Five Reasons Why Physicians Need to Use Social Media
Physician participation in social media is a health care imperative according to Dr. Kevin Pho, a practicing internist and the founder of KevinMD.com, a leading online health portal; however, many physicians remain skeptical about the value of social media. At an Ethics Forum hosted by the Massachusetts Medical Society on December 2, 2011, Pho suggested several reasons why physicians need to embrace new ways to communicate with their patients. A social media epiphany Pho began blogging in May, 2004 as a way to share links to health care resources and talk about health care reform. In the fall of 2004, when the Merck drug Vioxx was recalled, Pho’s office was flooded with patient phone calls. In response, Pho decided to write a blog post about the recall. When one of his patients mentioned that the blog post had reassured and comforted him, Pho recognized the tremendous potential of social media. He realized that patients want health information but are overwhelmed, frustrated, confused and even frightened by what they find online. Health care professionals, Pho noted, can play an important role by becoming a reputable source of online information or by directing patients to reliable sources. Making the case for social media participation Pho offered five reasons doctors should participate in social media:
- Provide context. Pho pointed out that every day new health stories are published. Social media is a powerful way for physicians to provide context and meaning to the news items that patients read and view.
- Dispel myths. Online health information can be medically and factually inaccurate. To maintain physicians’ standing as health care authorities, Pho emphasized that it is critical for doctors to use social media to counter myths perpetuated by inaccurate health information.

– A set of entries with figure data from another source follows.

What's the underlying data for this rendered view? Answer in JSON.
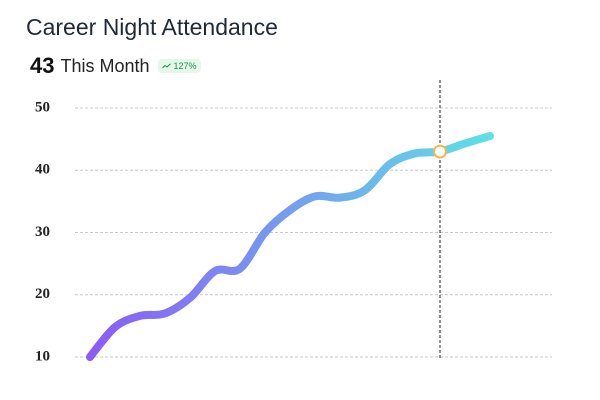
{
  "title": "Career Night Attendance",
  "current_value": 43,
  "current_label": "This Month",
  "change": "127%",
  "chart_data": {
    "type": "line",
    "categories": [
      null,
      null,
      null,
      null,
      null,
      null,
      null,
      null,
      null,
      null,
      null,
      null,
      null,
      null,
      null,
      null,
      null
    ],
    "series": [
      {
        "values": [
          10,
          14.8,
          16.6,
          17,
          19.5,
          23.8,
          24.2,
          30,
          33.6,
          35.8,
          35.6,
          36.8,
          41,
          42.7,
          43,
          44.3,
          45.5
        ],
        "colors": [
          "#8b5cf6",
          "#5fe0e6"
        ]
      }
    ],
    "highlight_index": 14,
    "highlight_color": "#f2b84b",
    "ylim": [
      10,
      50
    ],
    "yticks": [
      10,
      20,
      30,
      40,
      50
    ],
    "grid": true
  }
}
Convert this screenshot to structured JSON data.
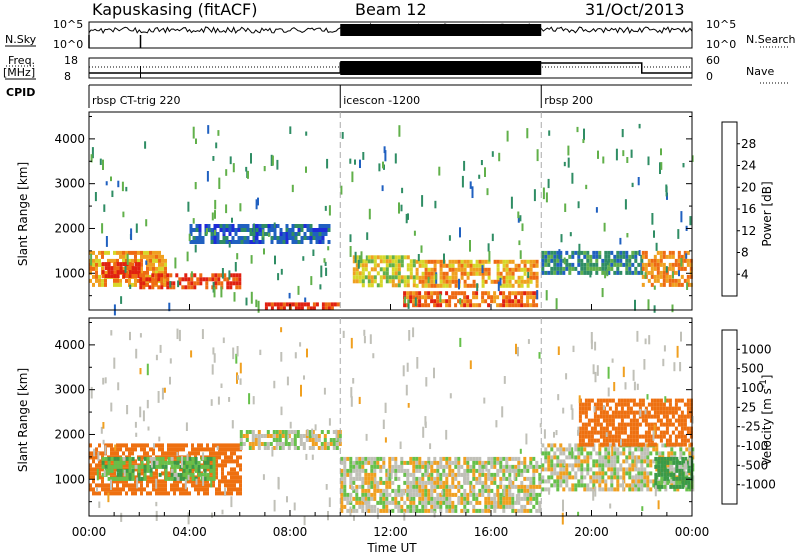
{
  "header": {
    "station": "Kapuskasing (fitACF)",
    "beam": "Beam 12",
    "date": "31/Oct/2013"
  },
  "strips": {
    "nsky_label": "N.Sky",
    "nsky_ticks": [
      "10^5",
      "10^0"
    ],
    "nsearch_label": "N.Search",
    "nsearch_ticks": [
      "10^5",
      "10^0"
    ],
    "freq_label_1": "Freq.",
    "freq_label_2": "[MHz]",
    "freq_ticks": [
      "18",
      "8"
    ],
    "nave_label": "Nave",
    "nave_ticks": [
      "60",
      "0"
    ],
    "cpid_label": "CPID"
  },
  "modes": [
    {
      "start_hour": 0,
      "end_hour": 10,
      "label": "rbsp CT-trig 220"
    },
    {
      "start_hour": 10,
      "end_hour": 18,
      "label": "icescon -1200"
    },
    {
      "start_hour": 18,
      "end_hour": 24,
      "label": "rbsp 200"
    }
  ],
  "axes": {
    "x_ticks": [
      "00:00",
      "04:00",
      "08:00",
      "12:00",
      "16:00",
      "20:00",
      "00:00"
    ],
    "x_label": "Time UT",
    "y_label": "Slant Range [km]",
    "y_ticks": [
      "1000",
      "2000",
      "3000",
      "4000"
    ]
  },
  "colorbars": {
    "power": {
      "label": "Power [dB]",
      "ticks": [
        "4",
        "8",
        "12",
        "16",
        "20",
        "24",
        "28"
      ],
      "colors": [
        "#1f2bd8",
        "#2060c0",
        "#2f8d64",
        "#61b04a",
        "#d7d72a",
        "#f0a020",
        "#ee6a12",
        "#e02010"
      ]
    },
    "velocity": {
      "label": "Velocity [m s",
      "label_sup": "-1",
      "label_end": "]",
      "ticks": [
        "1000",
        "500",
        "100",
        "25",
        "-25",
        "-100",
        "-500",
        "-1000"
      ],
      "colors": [
        "#1f3fc8",
        "#3a82a0",
        "#3a9a48",
        "#66c04a",
        "#c0c0b8",
        "#f0a020",
        "#ee7010",
        "#e03010",
        "#d80808"
      ]
    }
  },
  "chart_data": [
    {
      "type": "heatmap",
      "title": "Power [dB]",
      "x_range_hours": [
        0,
        24
      ],
      "ylim": [
        180,
        4600
      ],
      "xlabel": "Time UT",
      "ylabel": "Slant Range [km]",
      "regions": [
        {
          "t": [
            0.0,
            3.0
          ],
          "range_km": [
            700,
            1500
          ],
          "power_db": 20
        },
        {
          "t": [
            0.5,
            2.0
          ],
          "range_km": [
            950,
            1250
          ],
          "power_db": 28
        },
        {
          "t": [
            2.0,
            6.0
          ],
          "range_km": [
            700,
            1000
          ],
          "power_db": 26
        },
        {
          "t": [
            4.0,
            9.5
          ],
          "range_km": [
            1700,
            2100
          ],
          "power_db": 4
        },
        {
          "t": [
            7.0,
            10.0
          ],
          "range_km": [
            200,
            350
          ],
          "power_db": 28
        },
        {
          "t": [
            10.5,
            13.0
          ],
          "range_km": [
            700,
            1400
          ],
          "power_db": 16
        },
        {
          "t": [
            12.5,
            17.8
          ],
          "range_km": [
            300,
            600
          ],
          "power_db": 24
        },
        {
          "t": [
            13.0,
            17.8
          ],
          "range_km": [
            700,
            1300
          ],
          "power_db": 20
        },
        {
          "t": [
            18.0,
            22.0
          ],
          "range_km": [
            1000,
            1500
          ],
          "power_db": 8
        },
        {
          "t": [
            22.0,
            24.0
          ],
          "range_km": [
            700,
            1500
          ],
          "power_db": 22
        }
      ]
    },
    {
      "type": "heatmap",
      "title": "Velocity [m s-1]",
      "x_range_hours": [
        0,
        24
      ],
      "ylim": [
        180,
        4600
      ],
      "xlabel": "Time UT",
      "ylabel": "Slant Range [km]",
      "regions": [
        {
          "t": [
            0.0,
            6.0
          ],
          "range_km": [
            700,
            1800
          ],
          "velocity": -200
        },
        {
          "t": [
            0.5,
            5.0
          ],
          "range_km": [
            1000,
            1500
          ],
          "velocity": 80
        },
        {
          "t": [
            6.0,
            10.0
          ],
          "range_km": [
            1700,
            2100
          ],
          "velocity": 0
        },
        {
          "t": [
            10.0,
            18.0
          ],
          "range_km": [
            300,
            1500
          ],
          "velocity": 0
        },
        {
          "t": [
            18.0,
            24.0
          ],
          "range_km": [
            800,
            1800
          ],
          "velocity": 0
        },
        {
          "t": [
            19.5,
            24.0
          ],
          "range_km": [
            1800,
            2800
          ],
          "velocity": -300
        },
        {
          "t": [
            22.5,
            24.0
          ],
          "range_km": [
            800,
            1500
          ],
          "velocity": 150
        }
      ]
    }
  ]
}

- Influence the health care debate. Pho cited the results of a Gallup survey which concluded that patients trust physicians regarding health care policy. Participation in social media gives physicians a way to express their views and influence the formulation of policies that will shape how medicine is practiced.
- Choose social networks carefully. There are many different social media networks today. Facebook has been the most popular for a long time, but others are gaining traction too, such as Instagram. It’s a good idea to buy Instagram likes and invest in other social networks, since they are changing the marketing landscape for the healthcare profession.
- Connect with mainstream media. Experience with social media can provide physicians with the skills they need to connect with mainstream media. For example, Pho noted that writing his blog gave him the confidence to write op-eds for mainstream news publications.
- Hear what patients have to say. Social media gives patients a place to express their frustrations and concerns about health care. By listening to patient feedback on his blog, Pho has changed the way he practices medicine. He now offers same day appointments, doesn’t take his laptop into the exam room and makes sure patients receive their test results.
Rules of engagement Prior to using social media, Pho suggested that physicians consult guidelines, such as those prepared by the American Medical Association or the Massachusetts Medical Society. He emphasized that patient privacy always comes first. He also offered these pointers:
- Tiptoe into social media. Start small by establishing a presence in a single social media community. Expand your presence as you get more comfortable.
- Stay professional. Pho advised that rules for online and offline professional behavior are identical: behavior on the web is no different from behavior in the exam room.
- Think twice before you hit enter. Pho reminded attendees that what you post on the web is permanently indexed by search engines so post thoughtfully not impulsively.
- Manage your online reputation. According to Pho you can’t get delete a negative online review but you can downplay its significance by creating a healthy online presence. He noted that any page you put in your own name such as websites, blogs or social profiles on Linkedin, Twitter or Facebook, will rank more highly in search results than reviews on third party rating sites. Additionally, he suggested being proactive by asking patients to submit reviews. He noted that most reviews are positive. He also encourages doctors to Google their name at least once a week to continually monitor and protect their reputations.
Pho closed by noting that the true value of social media for physicians may be its ability to strengthen and preserve relationships with patients.